As I feel about things that frustrate and anger me, I feel a liquid energy flame and fizzle up inside me. As I feel about the things that sadden me, a fuzzy, deep blue-purple wall drops in front of me, and I bury my head in it.
As I feel powerful, I feel a distinct warmth consume me with pink flames - simple raw energy flows within. I feel like it balls up into the places where I need it to be, but I need to be careful, as it can narrow my perspective, which leads me to the next feeling: focus.

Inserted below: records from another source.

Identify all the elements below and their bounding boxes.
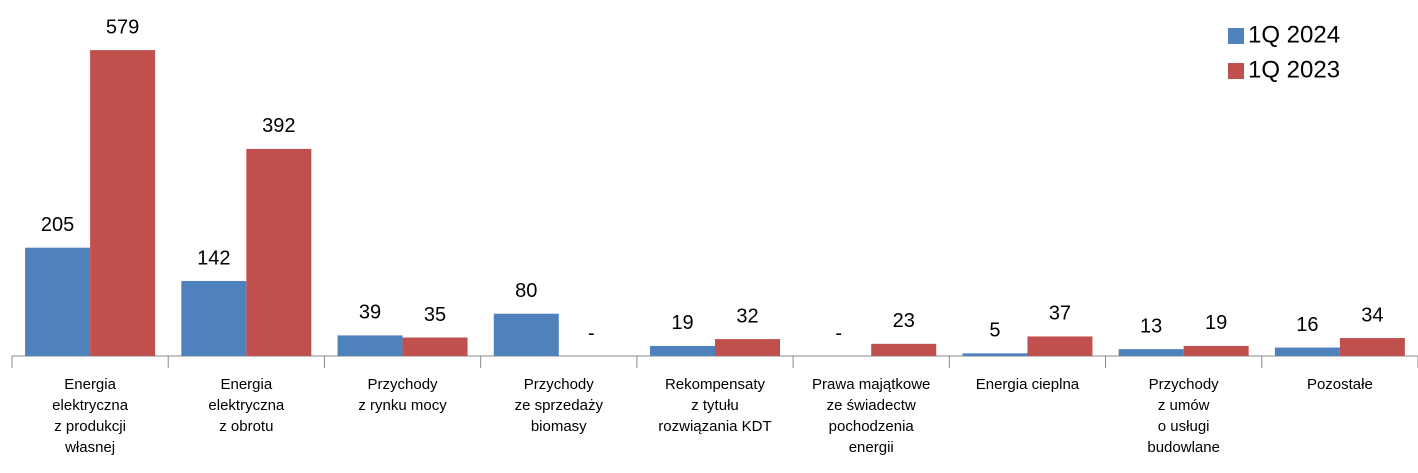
data-label: 23 bbox=[893, 310, 915, 332]
data-label: 80 bbox=[515, 280, 537, 302]
data-label: 205 bbox=[41, 214, 74, 236]
data-label: 5 bbox=[989, 320, 1000, 342]
bar bbox=[25, 247, 91, 356]
x-tick-label: Przychody ze sprzedaży biomasy bbox=[514, 376, 603, 435]
data-label: - bbox=[835, 322, 842, 344]
x-tick-label: Energia elektryczna z obrotu bbox=[208, 376, 285, 435]
data-label: 39 bbox=[359, 302, 381, 324]
bar bbox=[90, 50, 156, 356]
bar bbox=[181, 280, 247, 356]
bar bbox=[246, 148, 312, 356]
x-tick-label: Energia elektryczna z produkcji własnej bbox=[52, 376, 129, 456]
data-label: 13 bbox=[1140, 315, 1162, 337]
bar bbox=[1027, 336, 1093, 356]
data-label: 142 bbox=[197, 247, 230, 269]
data-label: 19 bbox=[1205, 312, 1227, 334]
legend-swatch bbox=[1228, 28, 1244, 44]
bar bbox=[493, 313, 559, 356]
bar bbox=[1274, 347, 1340, 356]
data-label: 37 bbox=[1049, 303, 1071, 325]
bar bbox=[1339, 338, 1405, 356]
x-tick-label: Pozostałe bbox=[1306, 376, 1373, 393]
x-tick-label: Prawa majątkowe ze świadectw pochodzenia… bbox=[812, 376, 931, 456]
legend-label: 1Q 2023 bbox=[1248, 56, 1340, 83]
bar bbox=[337, 335, 403, 356]
legend-label: 1Q 2024 bbox=[1248, 21, 1340, 48]
bar bbox=[1183, 345, 1249, 356]
data-label: 34 bbox=[1361, 304, 1383, 326]
bar bbox=[871, 343, 937, 356]
data-label: 32 bbox=[736, 305, 758, 327]
x-tick-label: Przychody z umów o usługi budowlane bbox=[1147, 376, 1220, 456]
data-label: 579 bbox=[106, 16, 139, 38]
bar bbox=[1118, 349, 1184, 356]
data-label: 19 bbox=[671, 312, 693, 334]
legend-swatch bbox=[1228, 63, 1244, 79]
x-tick-label: Rekompensaty z tytułu rozwiązania KDT bbox=[658, 376, 772, 435]
data-label: 16 bbox=[1296, 314, 1318, 336]
bar bbox=[402, 337, 468, 356]
bar bbox=[650, 345, 715, 356]
data-label: 392 bbox=[262, 115, 295, 137]
bar bbox=[715, 339, 780, 356]
bar bbox=[962, 353, 1028, 356]
x-tick-label: Energia cieplna bbox=[975, 376, 1080, 393]
data-label: 35 bbox=[424, 304, 446, 326]
x-tick-label: Przychody z rynku mocy bbox=[358, 376, 447, 414]
data-label: - bbox=[588, 322, 595, 344]
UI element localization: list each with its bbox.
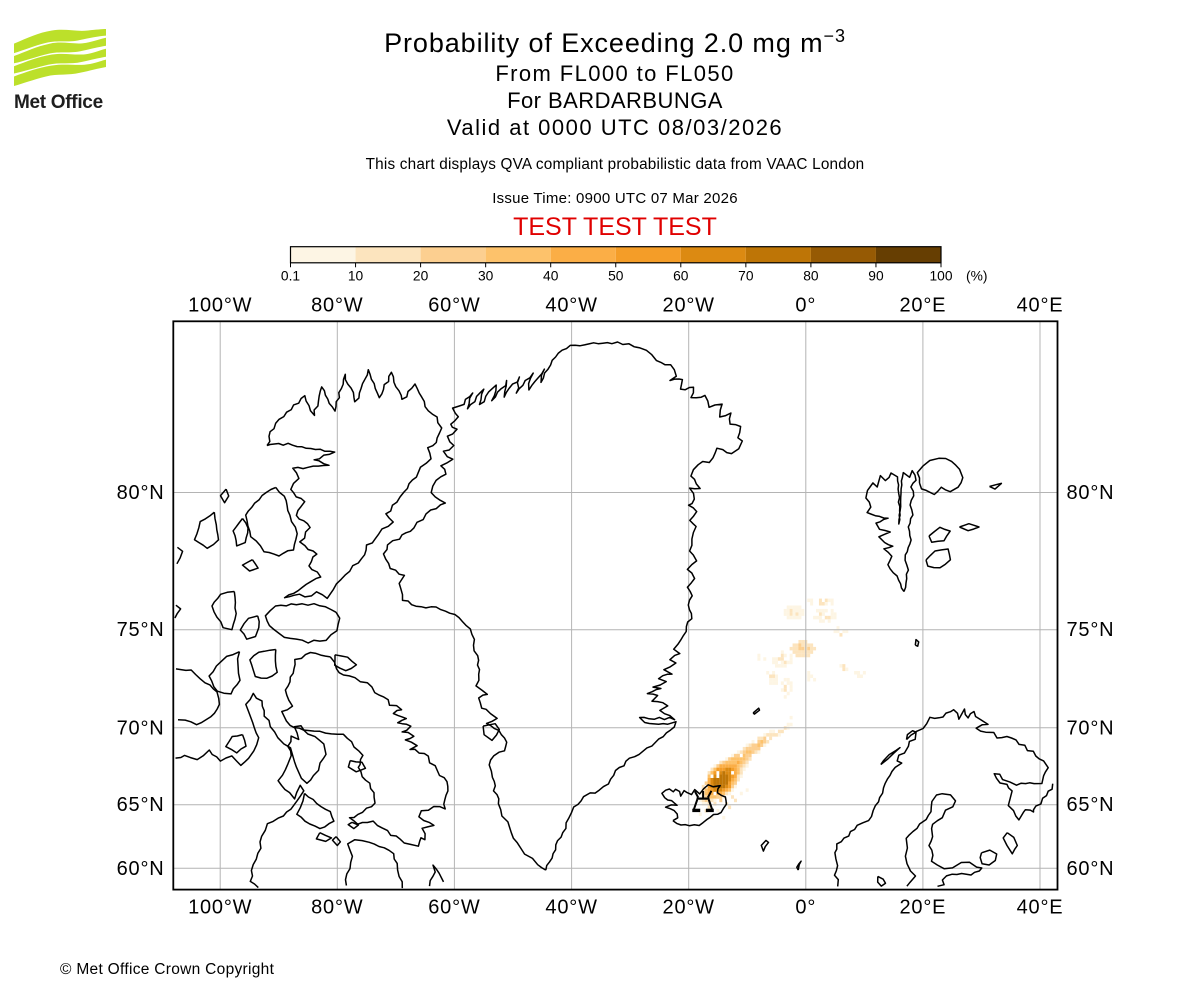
svg-text:40°W: 40°W: [545, 897, 597, 919]
svg-text:20°E: 20°E: [900, 897, 947, 919]
svg-text:0°: 0°: [795, 295, 816, 317]
svg-text:70°N: 70°N: [117, 717, 165, 739]
svg-text:75°N: 75°N: [117, 619, 165, 641]
svg-text:70: 70: [738, 268, 754, 283]
svg-text:© Met Office Crown Copyright: © Met Office Crown Copyright: [60, 961, 275, 978]
svg-text:100°W: 100°W: [188, 897, 252, 919]
svg-text:80°N: 80°N: [1067, 482, 1115, 504]
svg-text:20: 20: [413, 268, 429, 283]
svg-text:40°E: 40°E: [1017, 295, 1064, 317]
svg-text:40°W: 40°W: [545, 295, 597, 317]
svg-text:50: 50: [608, 268, 624, 283]
svg-text:80°W: 80°W: [311, 295, 363, 317]
svg-text:30: 30: [478, 268, 494, 283]
svg-text:20°E: 20°E: [900, 295, 947, 317]
svg-text:90: 90: [868, 268, 884, 283]
svg-text:60°N: 60°N: [117, 858, 165, 880]
svg-text:60°W: 60°W: [428, 897, 480, 919]
svg-text:0.1: 0.1: [281, 268, 300, 283]
svg-text:80°W: 80°W: [311, 897, 363, 919]
svg-text:20°W: 20°W: [663, 295, 715, 317]
svg-text:80: 80: [803, 268, 819, 283]
svg-text:40: 40: [543, 268, 559, 283]
svg-text:100: 100: [929, 268, 952, 283]
svg-text:65°N: 65°N: [117, 794, 165, 816]
svg-text:Met Office: Met Office: [14, 92, 103, 113]
svg-text:0°: 0°: [795, 897, 816, 919]
svg-text:100°W: 100°W: [188, 295, 252, 317]
svg-text:75°N: 75°N: [1067, 619, 1115, 641]
svg-text:(%): (%): [966, 268, 987, 283]
svg-text:60: 60: [673, 268, 689, 283]
svg-text:65°N: 65°N: [1067, 794, 1115, 816]
svg-text:10: 10: [348, 268, 364, 283]
svg-text:80°N: 80°N: [117, 482, 165, 504]
svg-text:70°N: 70°N: [1067, 717, 1115, 739]
svg-text:40°E: 40°E: [1017, 897, 1064, 919]
svg-text:60°N: 60°N: [1067, 858, 1115, 880]
svg-text:20°W: 20°W: [663, 897, 715, 919]
svg-text:60°W: 60°W: [428, 295, 480, 317]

Focus is a trapezoid whose base is the ground but whose sides are jointed at the top and can flap around. If the trapezoid ever becomes two parallel lines, I lose complete focus - very distressing, though that does not feel like the right word. If I become aware of the trapezoid, it starts to open up, therefore I must always keep my vision only inside it if I want to take full use of Focus - one of the few, if not the only, emotions that I can both feel and think simultaneously
Thinking and feeling are the yin and yang, the black and white of my world. I am aware of many things in the world that I can see, and I can keep many things in mental check and balance in my head, but rarely can I think and feel at the same time; maybe I never do. Sometimes, I like to look at my situation as this: I am a robot with an emotion chip; but, I know I am much more than that.
When I feel, I feel strongly. When I think, I think hard. But, when there is a transition between the two modes, I must either not be aware of it or decide if I want it to happen.
It is these kinds of ramblings that I have in my head that try to avoid now, so that now, I can just simply enjoy life better. I wish to feel life, not think it. My strength may lie in my ability to analyze, but all thought and no hard emotions wears me thin. So, what was the point of all this post? Who can say? I simply like to feel and think, and I like to try and make gray out of black and white.